Utilising preclinical models, we show that mice deficient in sGsn display enhanced responsiveness to chemotherapy, targeted therapy and radiotherapy. Tumours enriched in DNGR-1 may be potential avenues where targeting sGSN could be impactful. Further prospective studies are warranted to identify patients who may benefit most from inhibition of sGSN function to unleash DNGR-1-dependent cross-presentation as a component of more effective combinatorial treatment regimens.
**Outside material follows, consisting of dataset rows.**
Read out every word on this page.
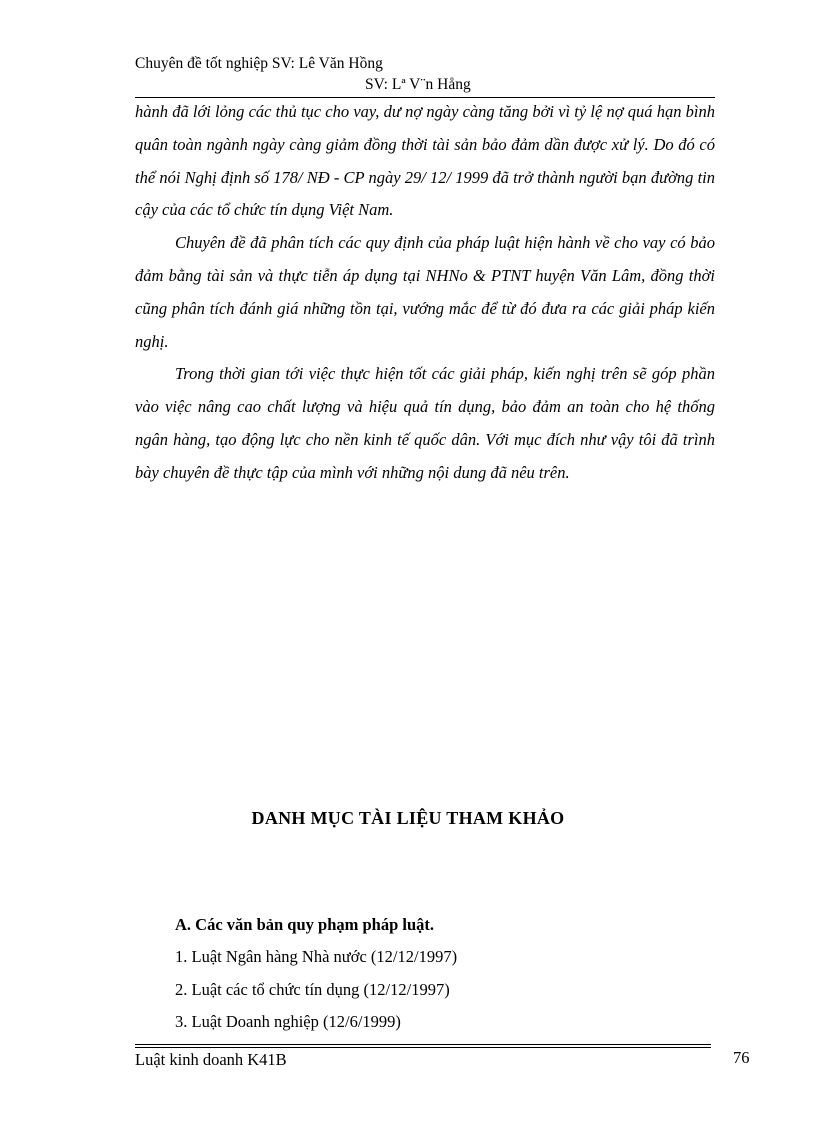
Chuyên đề tốt nghiệp SV: Lê Văn Hồng
SV: Lª V¨n Hång

hành đã lới lỏng các thủ tục cho vay, dư nợ ngày càng tăng bởi vì tỷ lệ nợ quá hạn bình quân toàn ngành ngày càng giảm đồng thời tài sản bảo đảm dần được xử lý. Do đó có thể nói Nghị định số 178/ NĐ - CP ngày 29/ 12/ 1999 đã trở thành người bạn đường tin cậy của các tổ chức tín dụng Việt Nam.

Chuyên đề đã phân tích các quy định của pháp luật hiện hành về cho vay có bảo đảm bằng tài sản và thực tiễn áp dụng tại NHNo & PTNT huyện Văn Lâm, đồng thời cũng phân tích đánh giá những tồn tại, vướng mắc để từ đó đưa ra các giải pháp kiến nghị.

Trong thời gian tới việc thực hiện tốt các giải pháp, kiến nghị trên sẽ góp phần vào việc nâng cao chất lượng và hiệu quả tín dụng, bảo đảm an toàn cho hệ thống ngân hàng, tạo động lực cho nền kinh tế quốc dân. Với mục đích như vậy tôi đã trình bày chuyên đề thực tập của mình với những nội dung đã nêu trên.

DANH MỤC TÀI LIỆU THAM KHẢO
A. Các văn bản quy phạm pháp luật.
1. Luật Ngân hàng Nhà nước (12/12/1997)
2. Luật các tổ chức tín dụng (12/12/1997)
3. Luật Doanh nghiệp (12/6/1999)
Luật kinh doanh K41B	76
Clinical trial identification

Editorial acknowledgement

Legal entity responsible for the study

Kok Haw Jonathan Lim and Caetano Reis e Sousa are legally responsible for the governance, coordination and running of the study. K.H.J.L., E.G., O.S., N.C.R. and C.R.S. are named as contributors/inventors on a patent application on the use of sGSN for immunotherapies.

Funding

The Francis Crick Institute, which receives core funding from Cancer Research UK (FC001136), the UK Medical Research Council (FC001136), and the Wellcome Trust (FC001136); an ERC Advanced Investigator grant (AdG 268670); a Wellcome Investigator Award (106973/Z/15/Z); and a prize from the Louis-Jeantet Foundation. K.H.J.L is supported by a Wellcome Imperial 4i Clinical Research Fellowship (216327/Z/19/Z). This research was funded in whole, or in part, by the Wellcome Trust (grants FC001136, 106973/Z/15/Z, and 216327/Z/19/Z).

Disclosure

C. Reis e Sousa: Financial Interests, Personal and Institutional, Member of the Board of Directors, Founder, advisor, stockholder, recipient of research grant: Adendra Therapeutics; Financial Interests, Personal, Advisory Role, Owns stock options and/or paid consultant: Bicara Therapeutics, Montis Biosciences, Bicycle Therapeutics, Sosei Heptares. All other authors have declared no conflicts of interest.